We had the most amazing time.
We have a beach about an hour away from us, so I loaded us into the car and away we went. We went hunting for shells, floated in a lazy river at a nearby water park, and ate naughty foods. We were having so much fun that we decided to make a night of it and booked a hotel room. I didn’t realize how much my son loved hotel rooms. There were actually so many things I learned about my son in our 24 hours together. Things I had been missing. He was such a natural when he entered the room. He unpacked our bags and put our clothes in the dresser, opened the blinds, and took a bath in the large soaking tub. He really is my child.
After we got settled in, he looked at me and said, “I’m having so much fun! I don’t ever want to leave.” His words were everything and made me realize that something had been missing from our relationship for quite some time and it was having FUN. I had been so busy trying to keep my head above water that I had been missing the entire big picture. A light bulb went off; the key to keeping my head above water IS to have fun with my children. It’s therapeutic and a necessity.

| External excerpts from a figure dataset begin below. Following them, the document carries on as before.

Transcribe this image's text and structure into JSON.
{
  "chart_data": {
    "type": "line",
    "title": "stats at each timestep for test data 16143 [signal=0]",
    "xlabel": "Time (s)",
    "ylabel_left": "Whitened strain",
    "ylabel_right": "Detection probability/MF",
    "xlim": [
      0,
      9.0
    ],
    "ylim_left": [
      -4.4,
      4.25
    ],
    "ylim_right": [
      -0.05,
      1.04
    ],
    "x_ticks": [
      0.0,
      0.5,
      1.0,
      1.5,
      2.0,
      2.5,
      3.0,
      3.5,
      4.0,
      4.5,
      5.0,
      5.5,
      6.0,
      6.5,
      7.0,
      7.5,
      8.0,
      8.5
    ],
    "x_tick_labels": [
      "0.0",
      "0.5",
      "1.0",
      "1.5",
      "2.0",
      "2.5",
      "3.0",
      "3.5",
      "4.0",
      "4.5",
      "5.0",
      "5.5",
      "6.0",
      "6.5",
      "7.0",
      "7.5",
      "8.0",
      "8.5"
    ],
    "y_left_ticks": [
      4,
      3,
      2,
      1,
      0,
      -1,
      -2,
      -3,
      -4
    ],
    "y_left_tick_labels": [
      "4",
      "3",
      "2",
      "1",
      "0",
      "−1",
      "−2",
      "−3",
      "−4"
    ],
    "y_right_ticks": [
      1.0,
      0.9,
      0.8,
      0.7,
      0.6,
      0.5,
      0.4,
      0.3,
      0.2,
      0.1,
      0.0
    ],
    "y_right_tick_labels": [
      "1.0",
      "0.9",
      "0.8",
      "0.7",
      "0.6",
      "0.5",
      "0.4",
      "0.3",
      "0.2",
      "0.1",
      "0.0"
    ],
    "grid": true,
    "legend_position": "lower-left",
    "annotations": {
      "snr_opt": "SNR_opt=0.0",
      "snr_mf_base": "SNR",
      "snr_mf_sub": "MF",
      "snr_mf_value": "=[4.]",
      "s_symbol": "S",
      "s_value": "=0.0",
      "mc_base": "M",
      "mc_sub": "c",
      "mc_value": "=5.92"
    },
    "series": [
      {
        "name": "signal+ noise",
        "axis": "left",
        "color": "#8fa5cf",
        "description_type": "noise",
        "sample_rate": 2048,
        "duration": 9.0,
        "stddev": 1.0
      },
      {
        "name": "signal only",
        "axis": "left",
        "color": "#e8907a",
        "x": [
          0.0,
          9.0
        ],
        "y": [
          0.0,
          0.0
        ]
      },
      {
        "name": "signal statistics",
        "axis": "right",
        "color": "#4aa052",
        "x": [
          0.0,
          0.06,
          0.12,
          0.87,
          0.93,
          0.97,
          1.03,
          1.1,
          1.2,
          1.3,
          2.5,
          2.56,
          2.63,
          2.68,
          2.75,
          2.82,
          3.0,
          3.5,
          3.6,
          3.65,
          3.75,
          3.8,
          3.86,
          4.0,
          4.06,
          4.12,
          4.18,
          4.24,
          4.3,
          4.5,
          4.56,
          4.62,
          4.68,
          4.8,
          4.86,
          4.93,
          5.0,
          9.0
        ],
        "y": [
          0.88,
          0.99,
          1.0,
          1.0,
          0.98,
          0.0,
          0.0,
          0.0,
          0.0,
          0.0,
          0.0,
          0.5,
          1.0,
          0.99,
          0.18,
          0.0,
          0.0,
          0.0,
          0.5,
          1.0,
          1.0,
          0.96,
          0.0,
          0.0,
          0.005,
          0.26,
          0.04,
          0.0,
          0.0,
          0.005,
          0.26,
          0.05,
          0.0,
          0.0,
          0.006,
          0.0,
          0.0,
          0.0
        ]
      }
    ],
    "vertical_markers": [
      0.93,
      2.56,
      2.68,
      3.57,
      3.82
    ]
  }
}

We arrived home the next day with an entirely new connection and appreciation for one another. It was refreshing and it was just enough to make me realize that some things in life are more important than laundry and dishes. A messy house is ok sometimes if it means your children are happy.
Does this mean that I’m going to let all housework and responsibility go? NO.
Does it mean that every day will be like Disneyland at our house? NO.
But what I can do is carve out uninterrupted fun time with my children, every day. Even if it’s 10 minutes a day, I need to make it happen, for all of us.
Having fun with my children should be one of the responsibilities I prioritize as a parent. Perhaps, having fun with our kids should be a priority in every family.